Being performed for the first time, “Peter and the Star-Catcher” is a funny Peter Pan saga about a boy who never grew up, and can be seen June 14-17 and July 12-16.
Another production new to the Starlight stage is “Sister Act,” an endearing, comical tale of a woman who rocks the church with her soulful music and brings to light the power of friendship. It will be performed June 21-24 and July 19-23.
Returning to the stage a second time, “Godspell” was last performed at Starlight in 2000 and is a powerful tale of building community in today’s world through the parables and teachings of Jesus Christ. It will be presented from June 28-July 1 and July 26-30.
The traditional ComEd Independence Day Spectacular with the Rockford Symphony Orchestra will be at 8 p.m. July 2 at Starlight. Tickets are $30 for adults and $29 for students and seniors for that production.
Brady plans to continue some of the traditions of Starlight Theatre, like the an end-of-the-year awards banquet. Plans are also underway to bring back a booth where people can purchase T-shirts, blankets, chair pads and more.
“Superficially, the audiences won’t notice many differences, but I’m hoping to expand the depth and flavor of the productions,” he says.
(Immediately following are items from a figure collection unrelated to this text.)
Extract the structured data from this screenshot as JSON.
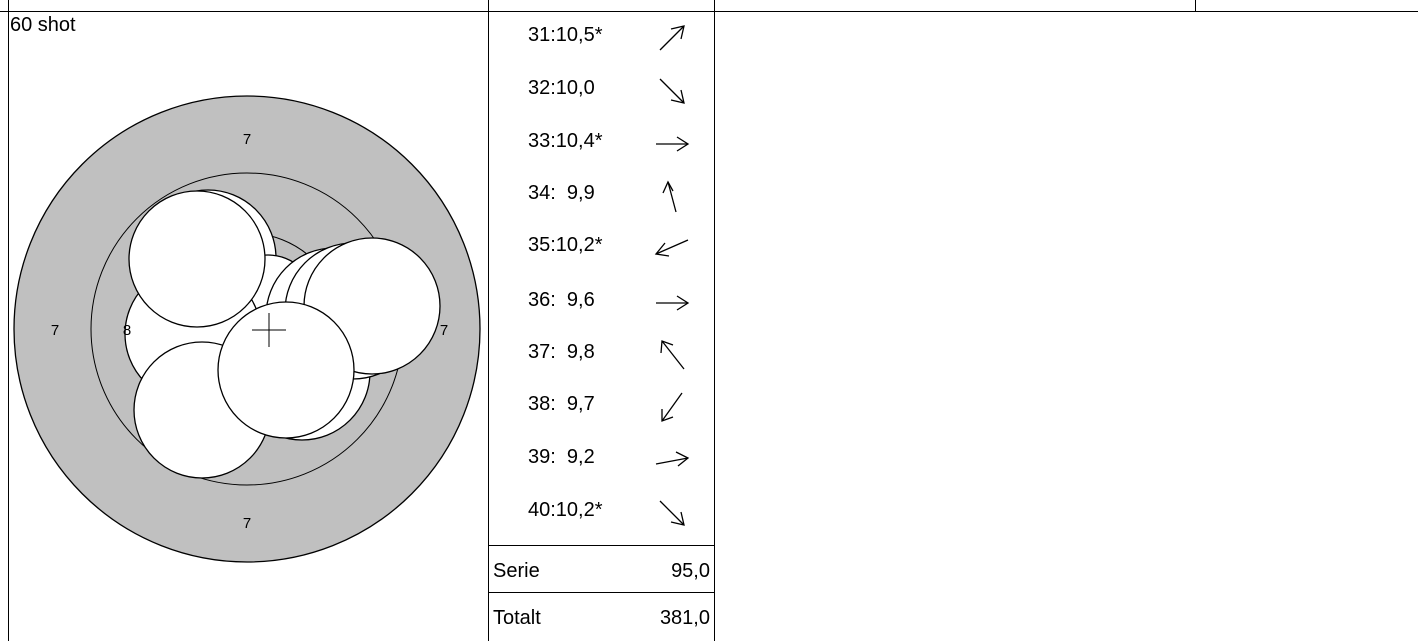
{
  "target_panel": {
    "title": "60 shot",
    "ring_labels": {
      "top": "7",
      "bottom": "7",
      "left": "7",
      "right": "7",
      "inner_left": "8"
    },
    "colors": {
      "ring_fill": "#c0c0c0",
      "shot_fill": "#ffffff",
      "outline": "#000000"
    }
  },
  "shots": [
    {
      "label": "31:10,5*",
      "direction": "up-right"
    },
    {
      "label": "32:10,0",
      "direction": "down-right"
    },
    {
      "label": "33:10,4*",
      "direction": "right"
    },
    {
      "label": "34:  9,9",
      "direction": "up"
    },
    {
      "label": "35:10,2*",
      "direction": "left"
    },
    {
      "label": "36:  9,6",
      "direction": "right"
    },
    {
      "label": "37:  9,8",
      "direction": "up-left"
    },
    {
      "label": "38:  9,7",
      "direction": "down-left"
    },
    {
      "label": "39:  9,2",
      "direction": "right"
    },
    {
      "label": "40:10,2*",
      "direction": "down-right"
    }
  ],
  "summary": {
    "serie_label": "Serie",
    "serie_value": "95,0",
    "totalt_label": "Totalt",
    "totalt_value": "381,0"
  }
}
Season tickets are now available and cost $80 for adults, $70 for students, seniors, military, and teachers; and $40 for children under 12. Groups receive a 10 percent discount for at least 20 people; 15 percent off for groups of 50 or more; and 20 percent off for groups of 200 or more.
The “Friends of Starlight” program includes season ticket packages from $125 (one set of tickets) to $500 (six sets of tickets) and includes preferred seating, program recognition and an exclusive “Friends” reception.
Tickets can be ordered online at rockvalleycollege.edu/community/theatre; by phone at (815) 921-2160; by fax at (815) 921-2169 or by mail at Starlight Theatre, Rock Valley College, 3301 N. Mulford Road, Rockford, IL, 61114.
New box office hours are from 10 a.m. to 4 p.m. Tuesday through Friday.